After Mahodara had been killed, Mahaparshva was staring at Sugreeva with eyes red from anger. With his arrows he then created a commotion among the ranks of Angada’s army. He severed the heads from the bodies of stalwart monkeys, as the wind would knock a fruit from its branch. With his arrows, he cut off the arms of some monkeys and slit open the sides of other monkeys. Tormented by the shower of Mahaparshva’s arrows, the monkeys’ faces looked despondent and they all became bewildered. Seeing his army frightened and tormented by the rakshasa, Angada exhibited his impetuosity like the ocean on a full moon day. Grabbing an iron cudgel gleaming like sunbeams, Angada threw it at Mahaparshva. Stunned by the impact, Mahaparshva and his charioteer fell unconscious from the chariot onto the ground.
Then the piqued Jambavan dashed out of his own troop, which resembled a cloud. Grabbing a huge stone as big as a mountain peak, he angrily killed the horses and then smashed the chariot of Mahaparshva. When Mahaparshva regained consciousness after a while, he once again pierced Angada with many arrows and struck Jambavan in the chest with three arrows. He also hit Gavaaksha with many arrows. Seeing Gavaaksha and Jambavan wounded by arrows, Angada angrily picked up a formidable iron bludgeon. Grasping it firmly, he brandished it fiercely with both hands, his eyes red from anger. Then he hurled that iron bludgeon, which was shining like the sun, in order to kill Mahaparshva, who was standing at a distance.

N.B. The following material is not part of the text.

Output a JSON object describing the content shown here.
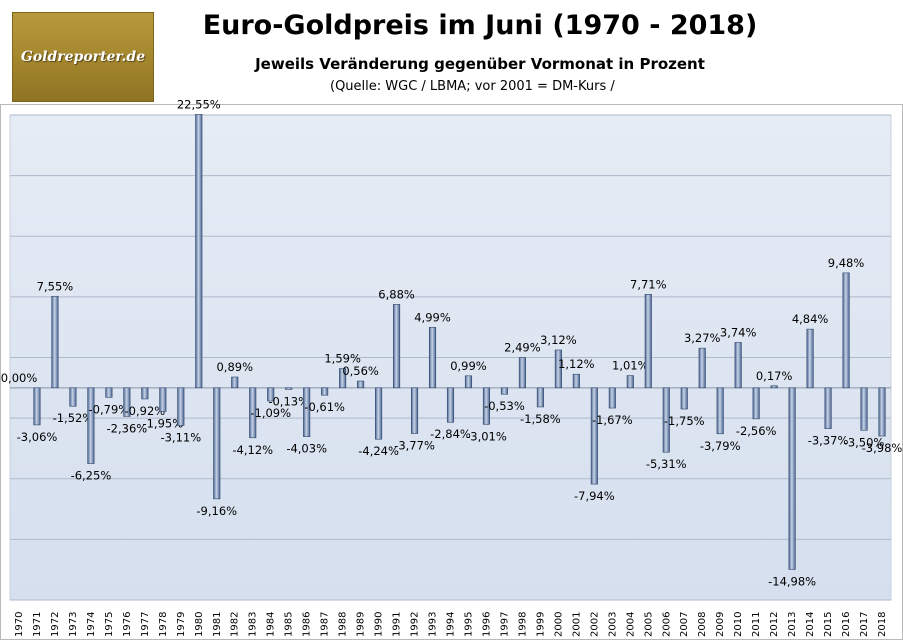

Thrown violently by Angada, that bludgeon knocked the bow and arrows from the hands of Mahaparshva, and the helmet off from his head. Quickly approaching the rakshasa, Angada angrily punched him under the ear, which was adorned with an earring. Outraged by this, the splendorous Mahaparshva grabbed with his hand a tremendous axe. The rakshasa angrily hurled that sharpened solid steel axe at Angada’s left shoulder blade. Angada in his anger dodged the axe. Angada, who was equal to his father in prowess, clenched his fist hard as a thunderbolt. Knowing the vulnerable parts of the body, Angada punched Mahaparshva in the center of the chest over the heart. Because of the impact of that fist, the rakshasa’s heart burst open and he fell down dead on the battleground. After Mahaparshva had been slain, the rakshasa army became perplexed. Meanwhile, Ravana was beside himself with rage. A very loud roar rose up from among the monkeys, who were overjoyed. Then there arose a loud clamor, like that of the gods led by Indra, which seemed to shake the city of Lanka with its rooftop patios and archways. Hearing the loud cheers of the residents of the heavenly planets and of the monkeys, Ravana, the enemy of Indra, became furious and faced the battlefield once more for an encounter.
Thus completes 98th Chapter of Yuddha Kanda of the glorious Ramayana of Valmiki, the work of a sage and the oldest epic.